Self-evaluation is an important part of recovery. A daily examen, or inventory, of an individual’s life is helpful when seeking to make amends. Taking inventory is a sort of self-seeking opportunity to discern thoughts, feelings, motivations and beliefs. Denial and complacency can set in when a person is not able to see any wrong done on their part towards others. Old behaviors and patterns can easily begin to emerge when there is no conscious effort to focus on others above self. Humility and courage are required to delve deep into one’s own psyche and examine just what actions or beliefs need to be worked on in order to bring about positive change.
The most growth and progress happens in this part of step 10, admitting wrongdoing against another. As a daily part of life, seeking forgiveness comes only after admitting a wrong and setting to make it right. Character is built on the refining fires of daily asking loved ones and friends to set things right and keep moving forward.
Some helpful hints when working through Step 10 might include a mindfulness practice of breathing slowly and calmly before decisions are made. Quick tempers and flashes of anger occur without much thought, therefore it is important to slow down, breathe, take a step back and reflect on the current situation before a burst of anger appears. When wrongdoing occurs, admit it freely and openly and offer to make amends. Letting things settle for too long can bring about hurt and resentment. Make a point of not allowing this to happen by dealing with it as it happens rather than letting it fester. Step 10 is a process of progress, not perfection. Expect that not everyone will want to make amends or accept an apology but know that all was done to make things right.

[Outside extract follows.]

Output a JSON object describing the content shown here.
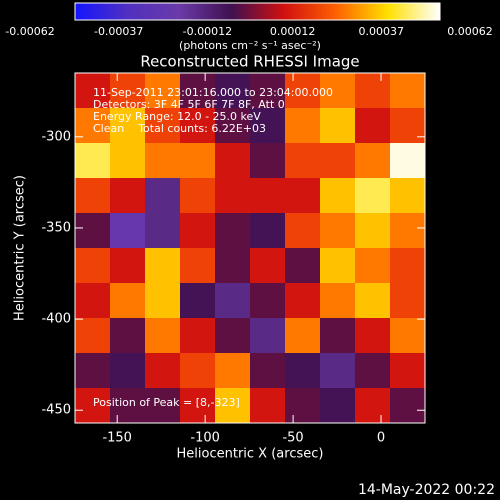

All of the steps in a 12-step program are based, in part, on letting go of control. In step 10, there is no guarantee anyone will receive an apology freely given. However, it is still up to each individual to take inventory of where wrongdoing occurred and, for themselves, decide to do what is right and go to the person wronged to admit what happened. Awareness is a key factor in this step, in that not everything which occurs needs apologizing for, rather it is about being mindful of how actions and behaviors cause harm to self and others. With awareness comes growth and opportunities to become better, day by day, are what recovery is all about.